Credit cards teach students financial lessons

Jocelyn Swartz

Credit card marketing and applications are prevalent on campuses across the nation. Credit card applications are passed out in courtyards and are thrown into bags at the bookstore. The plethora of applications can be considered to be convenient by those students who wish to build up their credit scores with credit cards from reputable companies, but on the other hand, accessible credit card applications can also prove to be disastrous for others on the same campus.

Credit cards are handed out to 18-year-olds as a rite of passage; these young adults are now legally able to build their own credit history with no direction from parents or guardians. They are now responsible for their own financial future. These new credit cards have a low credit line of $250, but this moderately low number can turn into hundreds of dollars very quickly when late payment charges and over-draft charges are accessed.

Credit cards being accessible on college campuses has now become expected; high school seniors are prepared for the applications and no longer enter the doors of a financial institution to gain the plastic card which gives them shopping freedom. Attaining a credit card is now simpler than ever.

Having a high credit score enables many adults the financial freedom and ability to receive loans to purchase a car and eventually a house. Having a low credit score hinders this freedom, causing a co-signer to be called upon for considerably trivial things, such as acquiring an apartment lease.

Credit cards are the first means for young adults to start building their credit. Having credit cards on your credit report is actually a good thing, if they are in good standing. This shows that you are able to manage your finances and are trustworthy with another company’s money. But one must always keep in the forefront of their mind that credit cards, if not managed appropriately, can have a negative affect on one’s credit report that could take up to seven years to disappear. This means that if a college freshman opens up a credit card account their first semester and does not pay the bills on time, it will result in negative credit scores that will haunt them until they are 25 years old.

Opening up credit card accounts with comparably low credit lines has become a learning device for young adults. It enables them to experiment with financial freedom and gives them the time which may be needed to right their financial mistakes by the time they wish to purchase expensive and rewarding items, such as a car and a house.

Being financially successful and intelligent takes time, and it is a process of trial and error. Once anyone experiences the frustrations that can result from debt, especially credit card debt, they are unlikely to repeat the process again.

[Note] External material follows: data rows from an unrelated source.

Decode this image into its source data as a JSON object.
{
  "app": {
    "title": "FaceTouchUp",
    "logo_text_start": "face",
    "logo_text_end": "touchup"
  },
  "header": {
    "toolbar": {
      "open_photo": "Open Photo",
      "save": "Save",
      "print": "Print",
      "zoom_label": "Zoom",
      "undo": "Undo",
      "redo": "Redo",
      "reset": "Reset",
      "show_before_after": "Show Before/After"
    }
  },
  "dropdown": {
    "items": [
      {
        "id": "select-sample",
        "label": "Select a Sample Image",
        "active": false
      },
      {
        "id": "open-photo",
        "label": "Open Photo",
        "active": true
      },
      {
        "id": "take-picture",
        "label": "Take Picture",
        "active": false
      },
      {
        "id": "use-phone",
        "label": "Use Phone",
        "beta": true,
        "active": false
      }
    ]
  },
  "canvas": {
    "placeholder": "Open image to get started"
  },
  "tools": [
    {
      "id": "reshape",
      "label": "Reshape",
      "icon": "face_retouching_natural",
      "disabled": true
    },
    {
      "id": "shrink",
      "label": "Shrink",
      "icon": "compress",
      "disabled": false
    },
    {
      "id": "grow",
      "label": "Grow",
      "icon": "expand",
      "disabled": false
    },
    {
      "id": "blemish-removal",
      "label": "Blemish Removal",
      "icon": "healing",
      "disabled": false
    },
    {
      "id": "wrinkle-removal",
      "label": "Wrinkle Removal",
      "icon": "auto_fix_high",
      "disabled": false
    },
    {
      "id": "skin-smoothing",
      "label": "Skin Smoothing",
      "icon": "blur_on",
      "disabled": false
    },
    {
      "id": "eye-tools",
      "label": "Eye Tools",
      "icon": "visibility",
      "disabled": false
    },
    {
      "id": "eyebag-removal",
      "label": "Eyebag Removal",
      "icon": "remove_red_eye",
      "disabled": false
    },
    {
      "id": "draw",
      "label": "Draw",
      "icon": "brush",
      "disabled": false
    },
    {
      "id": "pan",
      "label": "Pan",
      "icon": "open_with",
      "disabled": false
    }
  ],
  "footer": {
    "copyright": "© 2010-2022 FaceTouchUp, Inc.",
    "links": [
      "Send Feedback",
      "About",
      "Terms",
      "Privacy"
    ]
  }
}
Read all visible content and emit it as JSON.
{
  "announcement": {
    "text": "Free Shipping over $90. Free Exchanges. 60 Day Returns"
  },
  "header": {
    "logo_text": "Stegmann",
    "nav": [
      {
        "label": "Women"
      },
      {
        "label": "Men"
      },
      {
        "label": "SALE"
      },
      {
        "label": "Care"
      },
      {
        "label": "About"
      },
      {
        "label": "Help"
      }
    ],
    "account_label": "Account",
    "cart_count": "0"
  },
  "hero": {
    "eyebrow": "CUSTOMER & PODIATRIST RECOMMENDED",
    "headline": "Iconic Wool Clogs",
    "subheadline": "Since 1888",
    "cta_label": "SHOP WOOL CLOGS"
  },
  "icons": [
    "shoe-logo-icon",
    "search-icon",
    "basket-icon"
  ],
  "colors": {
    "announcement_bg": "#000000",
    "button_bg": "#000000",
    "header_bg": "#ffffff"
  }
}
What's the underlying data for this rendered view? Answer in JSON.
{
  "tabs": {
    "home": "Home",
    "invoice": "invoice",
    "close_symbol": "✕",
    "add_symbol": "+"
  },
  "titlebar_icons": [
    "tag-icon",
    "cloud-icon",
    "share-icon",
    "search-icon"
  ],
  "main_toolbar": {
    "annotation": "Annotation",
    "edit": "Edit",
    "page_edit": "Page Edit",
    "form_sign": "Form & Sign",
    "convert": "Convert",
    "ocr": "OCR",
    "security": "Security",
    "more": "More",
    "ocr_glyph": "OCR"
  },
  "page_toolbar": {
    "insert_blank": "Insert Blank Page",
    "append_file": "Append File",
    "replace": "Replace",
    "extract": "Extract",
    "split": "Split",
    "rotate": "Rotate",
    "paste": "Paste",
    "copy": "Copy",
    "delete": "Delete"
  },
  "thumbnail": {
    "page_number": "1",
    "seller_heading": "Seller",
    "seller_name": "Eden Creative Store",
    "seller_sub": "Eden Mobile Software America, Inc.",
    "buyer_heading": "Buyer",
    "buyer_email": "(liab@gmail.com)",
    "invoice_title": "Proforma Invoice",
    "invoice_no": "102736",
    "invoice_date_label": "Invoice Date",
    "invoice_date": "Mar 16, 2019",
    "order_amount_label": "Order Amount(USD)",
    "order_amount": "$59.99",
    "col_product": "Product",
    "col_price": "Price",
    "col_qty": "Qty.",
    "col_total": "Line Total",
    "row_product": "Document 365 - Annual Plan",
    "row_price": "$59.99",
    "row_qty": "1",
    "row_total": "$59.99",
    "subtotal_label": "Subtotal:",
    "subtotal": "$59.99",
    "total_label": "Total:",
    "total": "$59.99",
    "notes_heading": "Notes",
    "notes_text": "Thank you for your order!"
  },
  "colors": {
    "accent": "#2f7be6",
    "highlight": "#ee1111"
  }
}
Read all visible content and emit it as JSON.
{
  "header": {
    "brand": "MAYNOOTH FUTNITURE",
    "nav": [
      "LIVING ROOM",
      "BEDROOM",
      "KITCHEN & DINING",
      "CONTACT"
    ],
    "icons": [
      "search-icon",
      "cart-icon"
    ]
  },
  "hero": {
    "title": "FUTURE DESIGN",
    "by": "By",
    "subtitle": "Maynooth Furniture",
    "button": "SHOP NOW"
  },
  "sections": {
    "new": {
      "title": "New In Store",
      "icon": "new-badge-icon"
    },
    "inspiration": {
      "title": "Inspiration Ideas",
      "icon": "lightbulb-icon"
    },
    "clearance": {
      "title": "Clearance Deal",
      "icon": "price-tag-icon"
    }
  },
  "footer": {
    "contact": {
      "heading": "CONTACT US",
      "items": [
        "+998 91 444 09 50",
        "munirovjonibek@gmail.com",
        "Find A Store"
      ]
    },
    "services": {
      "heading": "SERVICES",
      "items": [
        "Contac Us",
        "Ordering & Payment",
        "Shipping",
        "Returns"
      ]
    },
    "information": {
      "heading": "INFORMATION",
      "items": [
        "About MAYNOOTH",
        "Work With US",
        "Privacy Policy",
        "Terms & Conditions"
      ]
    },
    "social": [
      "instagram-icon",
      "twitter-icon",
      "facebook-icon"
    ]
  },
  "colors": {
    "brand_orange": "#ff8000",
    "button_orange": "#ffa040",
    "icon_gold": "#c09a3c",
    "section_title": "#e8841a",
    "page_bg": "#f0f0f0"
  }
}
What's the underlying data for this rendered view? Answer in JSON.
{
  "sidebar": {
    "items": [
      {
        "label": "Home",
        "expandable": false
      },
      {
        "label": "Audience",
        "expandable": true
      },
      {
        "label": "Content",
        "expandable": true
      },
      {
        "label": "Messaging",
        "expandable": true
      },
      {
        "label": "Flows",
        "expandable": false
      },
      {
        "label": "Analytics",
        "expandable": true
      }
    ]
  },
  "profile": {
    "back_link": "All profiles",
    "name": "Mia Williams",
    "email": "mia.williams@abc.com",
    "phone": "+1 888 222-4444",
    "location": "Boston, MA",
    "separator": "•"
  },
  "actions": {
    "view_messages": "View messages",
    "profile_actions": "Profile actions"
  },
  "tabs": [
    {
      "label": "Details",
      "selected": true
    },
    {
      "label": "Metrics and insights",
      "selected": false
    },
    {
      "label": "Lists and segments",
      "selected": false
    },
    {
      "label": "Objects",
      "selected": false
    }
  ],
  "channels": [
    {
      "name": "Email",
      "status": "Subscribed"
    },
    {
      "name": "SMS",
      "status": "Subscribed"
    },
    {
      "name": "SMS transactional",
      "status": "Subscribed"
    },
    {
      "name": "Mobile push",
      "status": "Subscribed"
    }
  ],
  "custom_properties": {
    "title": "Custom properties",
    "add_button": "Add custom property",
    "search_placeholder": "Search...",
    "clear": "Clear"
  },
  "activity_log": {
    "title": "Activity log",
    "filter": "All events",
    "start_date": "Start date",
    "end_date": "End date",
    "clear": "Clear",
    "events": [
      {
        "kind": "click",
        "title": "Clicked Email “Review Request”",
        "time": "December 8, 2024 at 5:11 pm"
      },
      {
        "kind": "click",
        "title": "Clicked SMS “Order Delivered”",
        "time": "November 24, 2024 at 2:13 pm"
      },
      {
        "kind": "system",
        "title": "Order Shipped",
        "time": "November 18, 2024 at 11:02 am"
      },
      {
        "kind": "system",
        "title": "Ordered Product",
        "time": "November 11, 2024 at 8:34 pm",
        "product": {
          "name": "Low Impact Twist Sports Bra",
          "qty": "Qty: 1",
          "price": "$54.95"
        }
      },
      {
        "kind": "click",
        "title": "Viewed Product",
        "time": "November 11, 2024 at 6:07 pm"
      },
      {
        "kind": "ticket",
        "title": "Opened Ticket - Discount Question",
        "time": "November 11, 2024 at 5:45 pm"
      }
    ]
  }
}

Financial maturity cannot come through a lecture from a parent or guardian; it must be self-taught.

Credit card companies are able to teach young adults the tough lesson of financial responsibility in such a manner that will be beneficial to both the person who keeps their balance below the limit and always pays the bill on time and also to the individual who goes over the limit and is consistently late with payments. Credit card companies are willing to work with their clients, which at the end of the day will benefit both the company and the credit card holder.

Having a credit card at a young age is a good way to practice with finances. It gives everyone the ability to establish credit, as well as fix any mistakes that are made earlier in life. Credit cards are the least daunting method of establishing credit. Credit card accounts should be opened early, and college is the prime location for doing so.